Shari Cohen has some tips for people looking to volunteer with children.
“It takes patience. It takes an ability to see things from a child’s point of view – which isn’t always easy to do. Take it slowly, give a lot of positive feedback, and be willing to give a child a lot of positive recognition,” she said.
Cohen knows what she’s talking about. She was named one of the Association for Women in Communications’ Detroit chapter’s eight Literacy Heroines this past May. The awards, which were presented in June, went to AWC members who serve literacy programs through libraries, schools, and non-profits, while also contributing to the success of AWC’s “Driving Literacy in the D” initiative.

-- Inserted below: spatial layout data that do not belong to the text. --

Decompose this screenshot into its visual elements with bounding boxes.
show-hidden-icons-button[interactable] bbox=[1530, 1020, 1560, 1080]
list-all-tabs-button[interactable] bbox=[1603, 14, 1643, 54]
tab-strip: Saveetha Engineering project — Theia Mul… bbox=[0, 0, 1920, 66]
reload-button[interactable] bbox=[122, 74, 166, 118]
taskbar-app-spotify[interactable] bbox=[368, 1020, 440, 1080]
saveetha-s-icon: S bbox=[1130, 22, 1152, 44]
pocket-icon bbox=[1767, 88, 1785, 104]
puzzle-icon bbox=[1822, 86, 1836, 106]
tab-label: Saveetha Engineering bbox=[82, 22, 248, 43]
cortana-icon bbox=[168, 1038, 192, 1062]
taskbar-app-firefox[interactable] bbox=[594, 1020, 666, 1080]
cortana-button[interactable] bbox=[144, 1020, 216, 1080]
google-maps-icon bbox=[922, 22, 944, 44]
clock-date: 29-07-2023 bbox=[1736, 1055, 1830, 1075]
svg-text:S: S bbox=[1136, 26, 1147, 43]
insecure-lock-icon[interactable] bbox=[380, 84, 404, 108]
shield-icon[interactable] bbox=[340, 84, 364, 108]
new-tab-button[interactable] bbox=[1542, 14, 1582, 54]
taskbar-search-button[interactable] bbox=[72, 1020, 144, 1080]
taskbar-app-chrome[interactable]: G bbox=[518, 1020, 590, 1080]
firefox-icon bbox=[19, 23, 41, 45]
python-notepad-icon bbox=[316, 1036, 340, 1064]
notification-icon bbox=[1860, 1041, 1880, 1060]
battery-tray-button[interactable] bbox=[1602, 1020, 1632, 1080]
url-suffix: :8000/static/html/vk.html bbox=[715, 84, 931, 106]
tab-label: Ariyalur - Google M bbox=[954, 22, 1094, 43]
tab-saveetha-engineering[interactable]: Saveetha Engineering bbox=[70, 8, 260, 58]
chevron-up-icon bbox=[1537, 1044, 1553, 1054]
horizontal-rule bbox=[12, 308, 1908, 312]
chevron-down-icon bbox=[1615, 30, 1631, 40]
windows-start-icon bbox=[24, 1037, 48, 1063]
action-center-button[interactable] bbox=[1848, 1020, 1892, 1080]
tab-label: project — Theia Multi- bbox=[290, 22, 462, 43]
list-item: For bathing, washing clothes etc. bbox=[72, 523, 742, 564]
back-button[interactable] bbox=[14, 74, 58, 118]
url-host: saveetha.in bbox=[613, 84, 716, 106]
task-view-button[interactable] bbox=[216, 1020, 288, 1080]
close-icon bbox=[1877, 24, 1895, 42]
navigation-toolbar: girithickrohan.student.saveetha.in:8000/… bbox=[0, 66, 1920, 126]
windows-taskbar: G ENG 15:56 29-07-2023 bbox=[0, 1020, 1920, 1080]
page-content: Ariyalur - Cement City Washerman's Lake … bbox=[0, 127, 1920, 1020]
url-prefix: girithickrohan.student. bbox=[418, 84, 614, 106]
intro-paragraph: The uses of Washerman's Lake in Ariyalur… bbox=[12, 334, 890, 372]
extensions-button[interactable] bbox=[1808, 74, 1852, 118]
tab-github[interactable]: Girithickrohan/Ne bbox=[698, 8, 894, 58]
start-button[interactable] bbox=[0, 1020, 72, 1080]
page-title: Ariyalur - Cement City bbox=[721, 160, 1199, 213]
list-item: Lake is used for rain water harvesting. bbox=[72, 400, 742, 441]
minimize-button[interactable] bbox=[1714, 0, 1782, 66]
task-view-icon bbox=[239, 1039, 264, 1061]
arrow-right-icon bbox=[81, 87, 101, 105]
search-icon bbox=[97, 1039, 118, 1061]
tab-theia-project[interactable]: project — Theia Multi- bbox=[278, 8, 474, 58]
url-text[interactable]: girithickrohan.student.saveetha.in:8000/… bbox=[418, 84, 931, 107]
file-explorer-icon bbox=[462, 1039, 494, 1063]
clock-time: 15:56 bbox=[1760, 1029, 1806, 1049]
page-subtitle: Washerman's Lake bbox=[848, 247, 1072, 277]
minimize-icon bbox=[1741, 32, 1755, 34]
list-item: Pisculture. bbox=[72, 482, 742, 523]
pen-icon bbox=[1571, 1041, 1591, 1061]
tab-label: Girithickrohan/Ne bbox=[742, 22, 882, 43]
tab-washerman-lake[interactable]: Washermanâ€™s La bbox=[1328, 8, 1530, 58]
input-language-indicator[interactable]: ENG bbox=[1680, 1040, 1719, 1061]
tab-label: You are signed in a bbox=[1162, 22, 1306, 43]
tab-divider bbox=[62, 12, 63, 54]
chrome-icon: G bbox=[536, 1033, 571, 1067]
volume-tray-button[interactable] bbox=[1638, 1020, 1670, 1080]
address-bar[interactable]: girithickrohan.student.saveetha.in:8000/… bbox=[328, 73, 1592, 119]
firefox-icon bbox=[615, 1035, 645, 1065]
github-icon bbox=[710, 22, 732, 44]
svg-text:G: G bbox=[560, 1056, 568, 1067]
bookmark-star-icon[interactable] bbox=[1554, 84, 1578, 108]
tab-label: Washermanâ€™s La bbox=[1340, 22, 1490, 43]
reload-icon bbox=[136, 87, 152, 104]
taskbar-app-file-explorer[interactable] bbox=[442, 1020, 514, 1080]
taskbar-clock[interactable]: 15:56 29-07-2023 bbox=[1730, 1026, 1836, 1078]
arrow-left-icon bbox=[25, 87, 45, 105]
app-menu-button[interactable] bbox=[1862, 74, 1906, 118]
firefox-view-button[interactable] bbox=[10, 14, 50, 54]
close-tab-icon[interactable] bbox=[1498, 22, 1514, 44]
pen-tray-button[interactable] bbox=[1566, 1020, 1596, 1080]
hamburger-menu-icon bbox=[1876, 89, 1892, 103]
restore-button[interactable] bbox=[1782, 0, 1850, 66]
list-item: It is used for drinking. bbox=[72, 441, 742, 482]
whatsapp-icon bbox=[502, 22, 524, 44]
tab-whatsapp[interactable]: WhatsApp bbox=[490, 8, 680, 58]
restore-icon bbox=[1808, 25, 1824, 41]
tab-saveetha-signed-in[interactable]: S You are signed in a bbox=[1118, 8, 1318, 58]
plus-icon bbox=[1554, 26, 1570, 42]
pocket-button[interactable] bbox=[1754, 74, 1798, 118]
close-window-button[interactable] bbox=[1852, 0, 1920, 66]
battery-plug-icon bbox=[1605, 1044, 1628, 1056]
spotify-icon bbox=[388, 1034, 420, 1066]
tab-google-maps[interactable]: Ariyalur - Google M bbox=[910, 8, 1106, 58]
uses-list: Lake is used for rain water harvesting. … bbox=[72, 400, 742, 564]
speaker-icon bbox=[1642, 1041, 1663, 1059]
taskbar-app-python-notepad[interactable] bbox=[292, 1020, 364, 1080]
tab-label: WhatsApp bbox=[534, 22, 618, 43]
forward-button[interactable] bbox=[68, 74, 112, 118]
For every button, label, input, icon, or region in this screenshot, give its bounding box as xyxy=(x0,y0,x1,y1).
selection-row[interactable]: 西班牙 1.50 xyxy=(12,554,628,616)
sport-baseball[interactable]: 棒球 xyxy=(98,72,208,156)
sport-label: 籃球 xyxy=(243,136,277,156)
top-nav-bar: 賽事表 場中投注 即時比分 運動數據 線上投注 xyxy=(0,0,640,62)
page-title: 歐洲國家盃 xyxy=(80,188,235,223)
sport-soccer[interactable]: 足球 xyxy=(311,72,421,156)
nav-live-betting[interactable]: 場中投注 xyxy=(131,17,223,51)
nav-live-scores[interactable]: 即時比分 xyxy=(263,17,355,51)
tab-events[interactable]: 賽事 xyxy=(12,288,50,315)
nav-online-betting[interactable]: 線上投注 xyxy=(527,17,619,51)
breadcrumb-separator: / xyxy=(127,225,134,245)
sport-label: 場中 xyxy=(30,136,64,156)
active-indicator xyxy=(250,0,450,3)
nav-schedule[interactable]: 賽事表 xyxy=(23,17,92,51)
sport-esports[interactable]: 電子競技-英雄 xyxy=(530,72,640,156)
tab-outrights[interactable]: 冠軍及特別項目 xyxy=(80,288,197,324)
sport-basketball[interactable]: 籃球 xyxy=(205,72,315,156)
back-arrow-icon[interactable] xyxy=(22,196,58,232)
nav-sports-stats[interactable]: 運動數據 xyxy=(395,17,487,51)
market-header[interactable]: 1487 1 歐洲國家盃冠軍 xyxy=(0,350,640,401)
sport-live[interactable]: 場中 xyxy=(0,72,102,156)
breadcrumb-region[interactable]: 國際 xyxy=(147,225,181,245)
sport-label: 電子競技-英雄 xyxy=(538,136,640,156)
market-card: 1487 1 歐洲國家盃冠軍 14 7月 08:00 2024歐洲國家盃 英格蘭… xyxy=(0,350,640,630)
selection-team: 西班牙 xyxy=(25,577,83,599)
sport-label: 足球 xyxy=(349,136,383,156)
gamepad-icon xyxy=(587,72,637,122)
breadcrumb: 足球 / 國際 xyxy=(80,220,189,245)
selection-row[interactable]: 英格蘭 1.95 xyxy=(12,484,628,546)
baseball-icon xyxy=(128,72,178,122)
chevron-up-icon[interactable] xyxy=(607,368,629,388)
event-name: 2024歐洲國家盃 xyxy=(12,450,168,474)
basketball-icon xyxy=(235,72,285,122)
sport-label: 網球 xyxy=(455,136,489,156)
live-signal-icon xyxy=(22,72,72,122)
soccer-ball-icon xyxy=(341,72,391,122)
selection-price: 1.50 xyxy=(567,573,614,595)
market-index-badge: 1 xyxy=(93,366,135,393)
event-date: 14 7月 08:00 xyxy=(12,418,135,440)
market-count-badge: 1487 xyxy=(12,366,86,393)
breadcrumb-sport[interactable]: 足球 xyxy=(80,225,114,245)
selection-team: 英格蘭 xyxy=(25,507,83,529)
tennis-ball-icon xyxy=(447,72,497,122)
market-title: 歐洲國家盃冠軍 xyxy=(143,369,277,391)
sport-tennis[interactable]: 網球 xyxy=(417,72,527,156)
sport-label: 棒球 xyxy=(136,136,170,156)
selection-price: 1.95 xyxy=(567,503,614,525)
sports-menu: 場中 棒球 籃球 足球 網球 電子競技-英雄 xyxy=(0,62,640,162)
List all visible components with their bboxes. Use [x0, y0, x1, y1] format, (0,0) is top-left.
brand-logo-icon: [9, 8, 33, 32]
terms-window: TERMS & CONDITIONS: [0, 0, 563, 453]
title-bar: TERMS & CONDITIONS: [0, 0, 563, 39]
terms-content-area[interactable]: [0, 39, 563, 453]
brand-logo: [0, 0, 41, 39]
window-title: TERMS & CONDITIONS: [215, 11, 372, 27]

“I was happy and surprised,” the Bloomfield Township resident said about the award. “Normally, you don’t expect to get any public recognition for it, it’s its own award…so it was particularly nice that they recognized me for something I find meaningful.”
Cohen – who works as a communications consultant – has volunteered for many years, working with organizations like the Oakland Literacy Council, where she worked with immigrants and adults who lacked adequate literacy skills. She currently volunteers with children through the Detroit Public Schools Volunteer Reading Corp program. She’s been a part of the latter since 2009, and has worked primarily with those in preschool through second grade.
Cohen doesn’t have a grade preference – she just enjoys working with children, especially those who are receptive and she can see progress with. Each grade comes with its own bonuses, like how preschoolers tend to just be plain fun. With the preschoolers, Cohen said she works on skills like how to hold a book, follow along sentences, and ask questions about the photos, trying to get them to understand what it means to read. Then there’s sight words and learning to write with the kindergarteners before working on vocabulary and writing sentences with the first and second graders.
She said it’s exciting to watch a child progress and know she was a part of that. Cohen does admit, though, she’s only one factor in their progress.
“Clearly, being in school, and if they have a good teacher, it makes a big difference,” Cohen said.
It also helps when they get help at home. Cohen views her role as a person who is able to assist in filling in the gaps for those struggling to read and write.
Each week she shows up at Pasteur Elementary School in Detroit ready to go. Even on the days when it can be frustrating, which happens very occasionally, Cohen still believes every single one of those children she works with has the ability to learn how to read.
That mindset – along with loving to read since she was a small child – keeps her volunteering, something she doesn’t imagine stopping any time soon.
“I think that reading is critical for success in life,” Cohen said. “If you can read you can take yourself to places, but if you can’t read, you can’t fill out a job application, you won’t understand the labels at the grocery store.”
Cohen is able to give back to the school district she graduated from too, having attended Detroit’s Vernor Elementary School.
“I feel it’s important for somebody like me to do it,” she said, “Being successful in school is so important to the future, and if I can spare the time and the energy, I’m glad to help the district where I used to go.”